Sometimes people ask me what I think is the most important “thing” that can help the patient to recover from mental illness. Many would guess it is the patient’s compliance to treatment, support and love from family members, getting help from the right person/place etc. Yes these are all quite important.
But no, I think it’s the patient’s insight to his/her problems, that’s the most important factor.
First you need to be able to recognise that you have a problem. And then you seek help, and then you comply to the treatment, and then maybe your family support you throughout, and then you learn about your illness and how to prevent relapses. Without insight, none of this is possible.
Yes I have mentioned before that for some patients with no insights to their problems, sometimes family members can put medicine into their food/drink. But do you think family member can consistently and successfully put the medicine each and every time? Do you think they can fully recover after a period of time? Do you think next time they have a relapse the patient can spot the early warning signs themselves? Do you think family members can be there all the time?

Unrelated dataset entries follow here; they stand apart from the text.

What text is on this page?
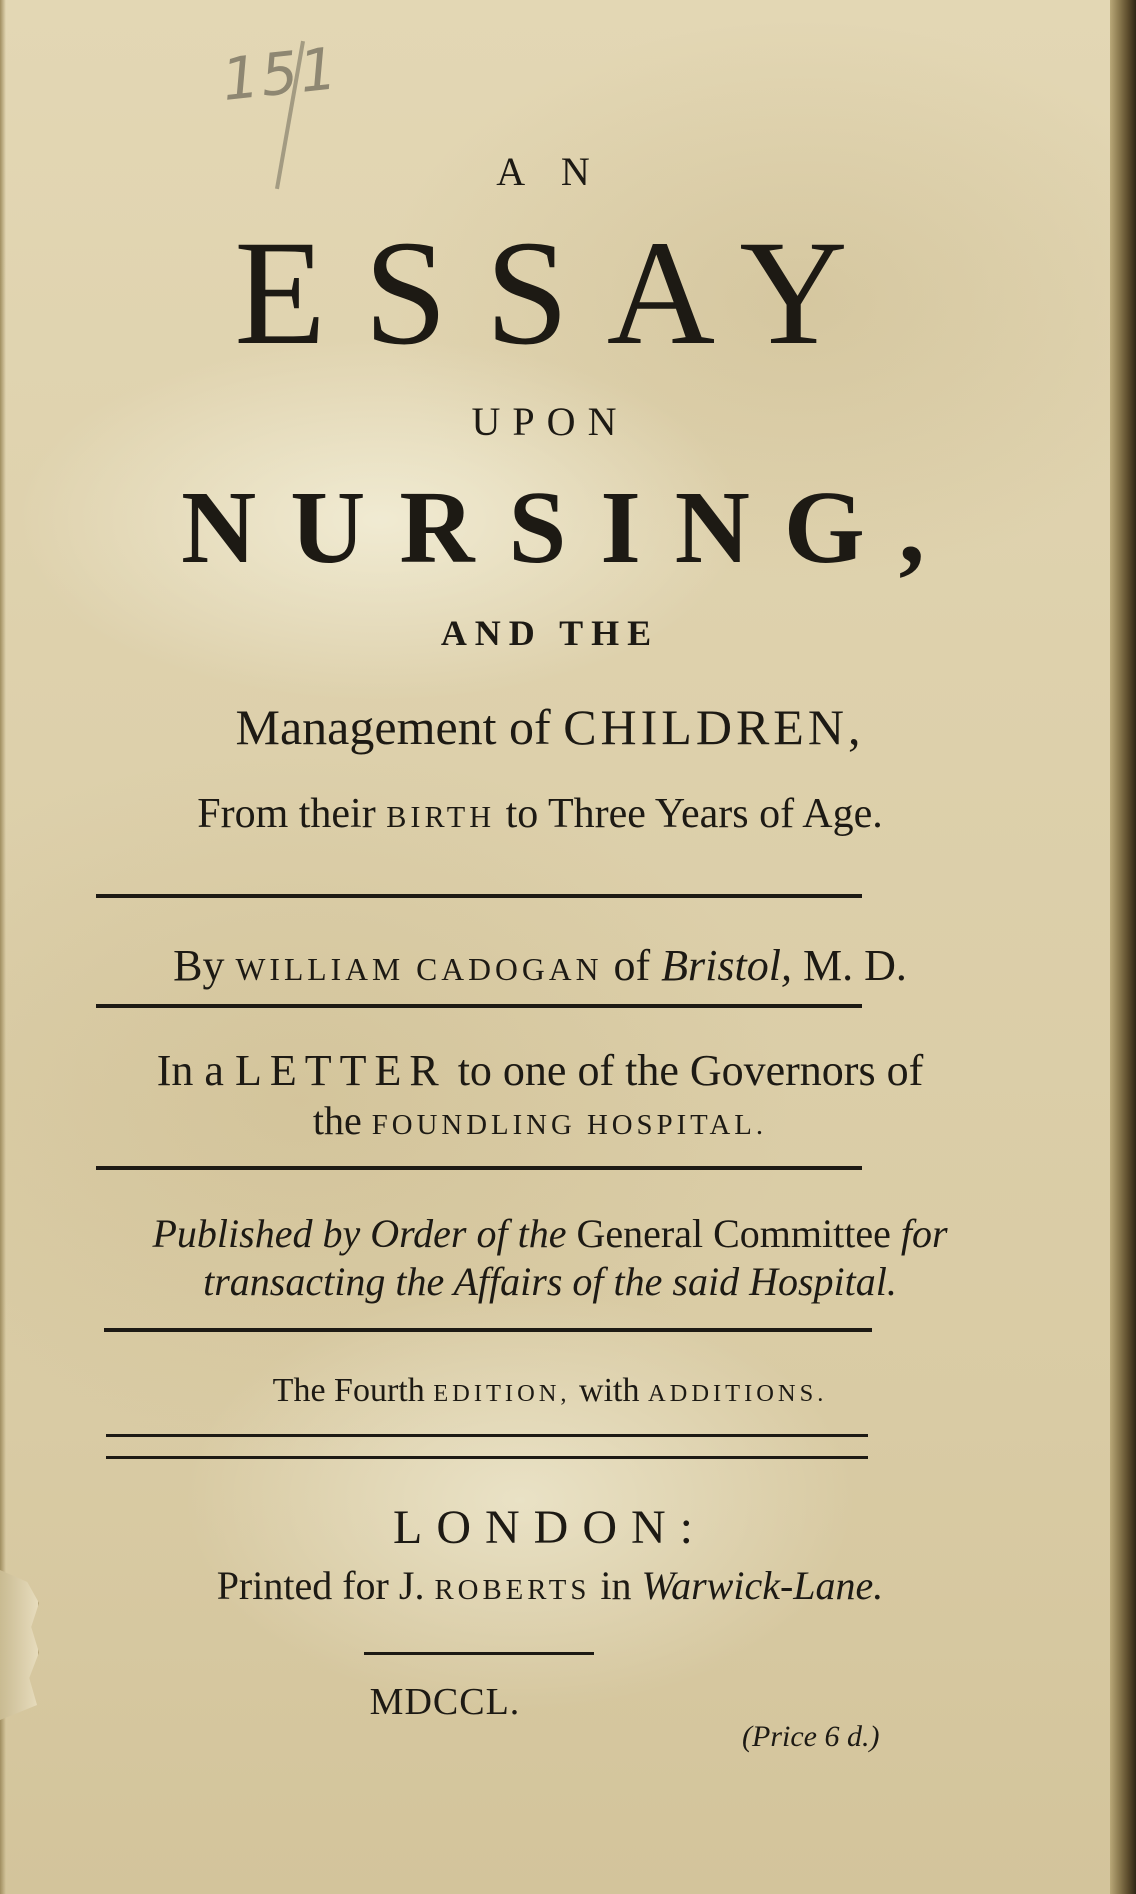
151
A N
ESSAY
UPON
NURSING,
AND THE
Management of CHILDREN,
From their BIRTH to Three Years of Age.
By WILLIAM CADOGAN of Bristol, M. D.
In a LETTER to one of the Governors of
the FOUNDLING HOSPITAL.
Published by Order of the General Committee for
transacting the Affairs of the said Hospital.
The Fourth EDITION, with ADDITIONS.
LONDON:
Printed for J. ROBERTS in Warwick-Lane.
MDCCL.
(Price 6 d.)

Do you think about the consequences if and when the patient finds out?
Many people don’t recognise their problem as a problem, and allow it to worsen. It’s a bit like liver cancer, you don’t feel pain, you don’t see any symptoms, by the time it’s discovered, the cancer could have spreaded quite badly. But what we are talking about here is worse than liver cancer, some people with clinical depression don’t recognise it even until the time they jump down from the building and end their lives – they still think it’s their problems that they can’t cope, can’t face and manage adversity in life. They didn’t see that it could be their hormones, their brain circuits, and that maybe they need help (not on adversity in life), on their mood disorder (and perhaps learning some coping skills and become more resilient), and then they can face all the challenges by themselves again.

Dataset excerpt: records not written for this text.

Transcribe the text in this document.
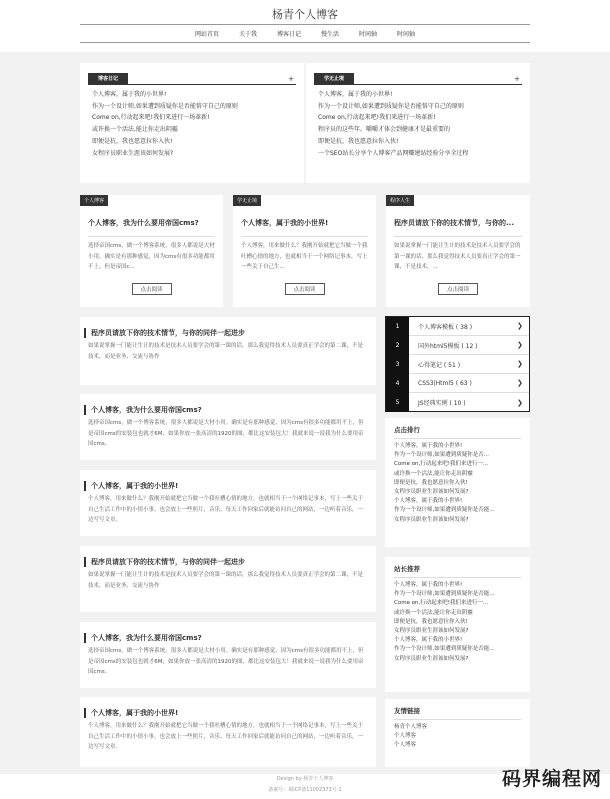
杨青个人博客
网站首页	关于我	博客日记	慢生活	时间轴	时间轴
博客日记	+
个人博客，属于我的小世界!
作为一个设计师,如果遭到质疑你是否能恪守自己的原则
Come on,行动起来吧!我们来进行一场革新!
或许换一个活法,能让你走出阴霾
即便是抗，我也愿意拉你入伙!
女程序员职业生涯该如何发展?
学无止境	+
个人博客，属于我的小世界!
作为一个设计师,如果遭到质疑你是否能恪守自己的原则
Come on,行动起来吧!我们来进行一场革新!
程序员的这些年，嚼嚼才体会到健康才是最重要的
即便是抗，我也愿意拉你入伙!
一个SEO站长分享个人博客产品网赚建站经验分享全过程
个人博客
个人博客，我为什么要用帝国cms?
选择帝国cms，做一个博客系统，很多人都说是大材小用。确实是有那种感觉，因为cms有很多功能都用不上。但是帝国c...
点击阅读
学无止境
个人博客，属于我的小世界!
个人博客，用来做什么？我刚开始就把它当做一个我吐槽心情的地方，也就相当于一个网络记事本，写上一些关于自己生...
点击阅读
程序人生
程序员请放下你的技术情节，与你的...
如果说掌握一门能让生计的技术是技术人员要学会的第一课的话，那么我觉得技术人员要真正学会的第一课，不是技术，...
点击阅读
程序员请放下你的技术情节，与你的同伴一起进步
如果说掌握一门能让生计的技术是技术人员要学会的第一课的话，那么我觉得技术人员要真正学会的第二课，不是技术，而是业务、交流与协作
个人博客，我为什么要用帝国cms?
选择帝国cms，做一个博客系统，很多人都说是大材小用。确实是有那种感觉，因为cms有很多功能都用不上，但是帝国cms的安装包也就才6M，如果你放一张高清的1920的图，都比这安装包大！我就来说一说我为什么要用帝国cms。
个人博客，属于我的小世界!
个人博客，用来做什么？我刚开始就把它当做一个我吐槽心情的地方，也就相当于一个网络记事本，写上一些关于自己生活工作中的小情小事，也会放上一些照片，音乐。每天工作回家后就能访问自己的网站，一边听着音乐，一边写写文章。
程序员请放下你的技术情节，与你的同伴一起进步
如果说掌握一门能让生计的技术是技术人员要学会的第一课的话，那么我觉得技术人员要真正学会的第二课，不是技术，而是业务、交流与协作
个人博客，我为什么要用帝国cms?
选择帝国cms，做一个博客系统，很多人都说是大材小用。确实是有那种感觉，因为cms有很多功能都用不上，但是帝国cms的安装包也就才6M，如果你放一张高清的1920的图，都比这安装包大！我就来说一说我为什么要用帝国cms。
个人博客，属于我的小世界!
个人博客，用来做什么？我刚开始就把它当做一个我吐槽心情的地方，也就相当于一个网络记事本，写上一些关于自己生活工作中的小情小事，也会放上一些照片，音乐。每天工作回家后就能访问自己的网站，一边听着音乐，一边写写文章。
1	个人博客模板 ( 38 )	❯
2	国外html5模板 ( 12 )	❯
3	心得笔记 ( 51 )	❯
4	CSS3|Html5 ( 63 )	❯
5	JS经典实例 ( 10 )	❯
点击排行
个人博客，属于我的小世界!
作为一个设计师,如果遭到质疑你是否...
Come on,行动起来吧!我们来进行一...
或许换一个活法,能让你走出阴霾
即便是抗，我也愿意拉你入伙!
女程序员职业生涯该如何发展?
个人博客，属于我的小世界!
作为一个设计师,如果遭到质疑你是否能...
女程序员职业生涯该如何发展?
站长推荐
个人博客，属于我的小世界!
作为一个设计师,如果遭到质疑你是否能...
Come on,行动起来吧!我们来进行一...
或许换一个活法,能让你走出阴霾
即便是抗，我也愿意拉你入伙!
女程序员职业生涯该如何发展?
个人博客，属于我的小世界!
作为一个设计师,如果遭到质疑你是否能...
女程序员职业生涯该如何发展?
友情链接
杨青个人博客
个人博客
个人博客
Design by 杨青个人博客
备案号：蜀ICP备11002373号-1	码界编程网
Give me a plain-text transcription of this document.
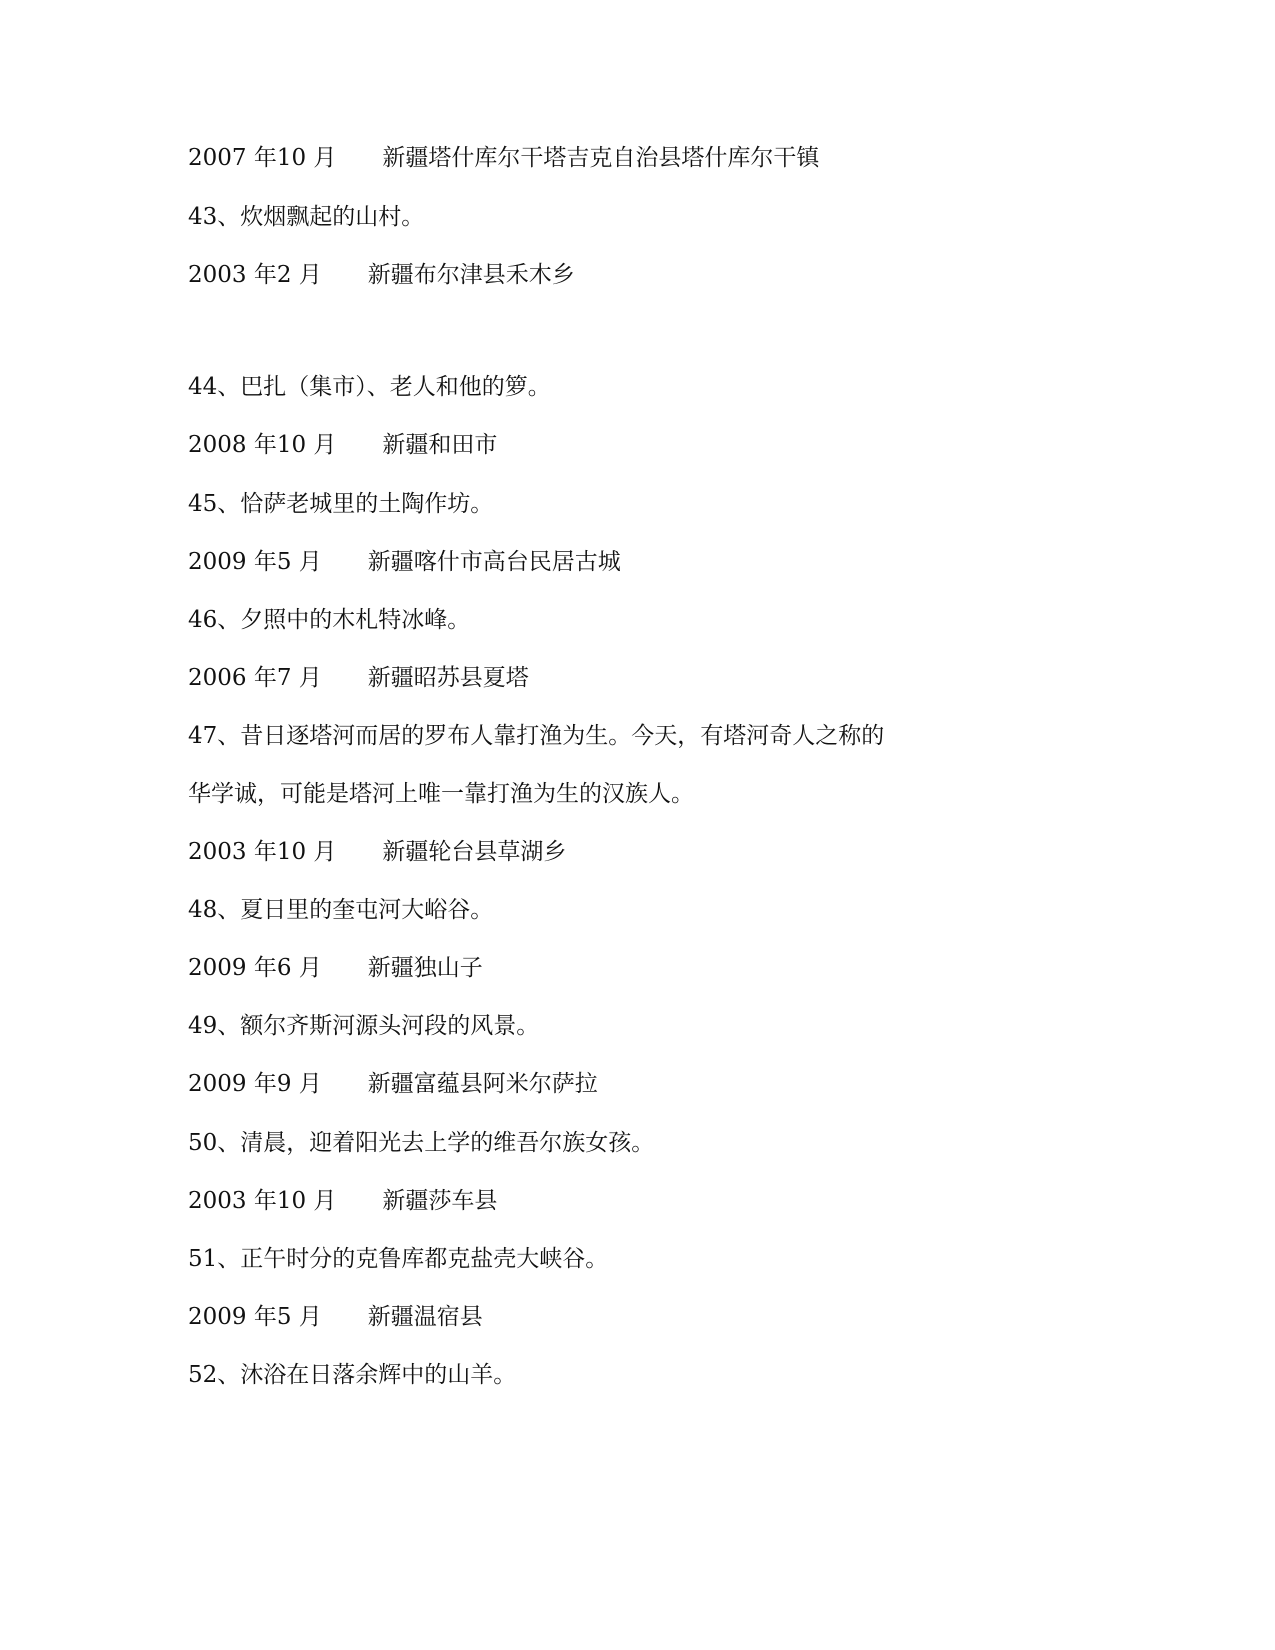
2007 年10 月 新疆塔什库尔干塔吉克自治县塔什库尔干镇
43、炊烟飘起的山村。
2003 年2 月 新疆布尔津县禾木乡
44、巴扎（集市）、老人和他的箩。
2008 年10 月 新疆和田市
45、恰萨老城里的土陶作坊。
2009 年5 月 新疆喀什市高台民居古城
46、夕照中的木札特冰峰。
2006 年7 月 新疆昭苏县夏塔
47、昔日逐塔河而居的罗布人靠打渔为生。今天，有塔河奇人之称的
华学诚，可能是塔河上唯一靠打渔为生的汉族人。
2003 年10 月 新疆轮台县草湖乡
48、夏日里的奎屯河大峪谷。
2009 年6 月 新疆独山子
49、额尔齐斯河源头河段的风景。
2009 年9 月 新疆富蕴县阿米尔萨拉
50、清晨，迎着阳光去上学的维吾尔族女孩。
2003 年10 月 新疆莎车县
51、正午时分的克鲁库都克盐壳大峡谷。
2009 年5 月 新疆温宿县
52、沐浴在日落余辉中的山羊。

One’s insight to their problem affects all stages of treatment. Recognising symptoms of hearing voices as mental illness, recognising the need to seek help, recognising the need to be compliant to treatment, recognising how the illness functions, recognising how to prevent relapses, recognising when to see doctor whenever needed.
So sometimes I’ll tell people, it’s good enough that you recognise it as a problem and that you need help. Quite often this is to people with bipolar disorder (don’t recognise the manic phase as problem, as they enjoy it!), morbid jealousy (insist that it’s the partner that’s unfaithful, not their excessive jealousy and suspicion as the problems), schizophrenia (thinking the voices are real, they are not problems to them), depression (genuinely believing that they are useless, they can’t cope, they are stupid etc instead of seeing those as just negative automated thoughts) etc. Don’t worry too much once you have got the insights, there will be people trying to help you along the way. All you need to do first of all, is to reach out, really.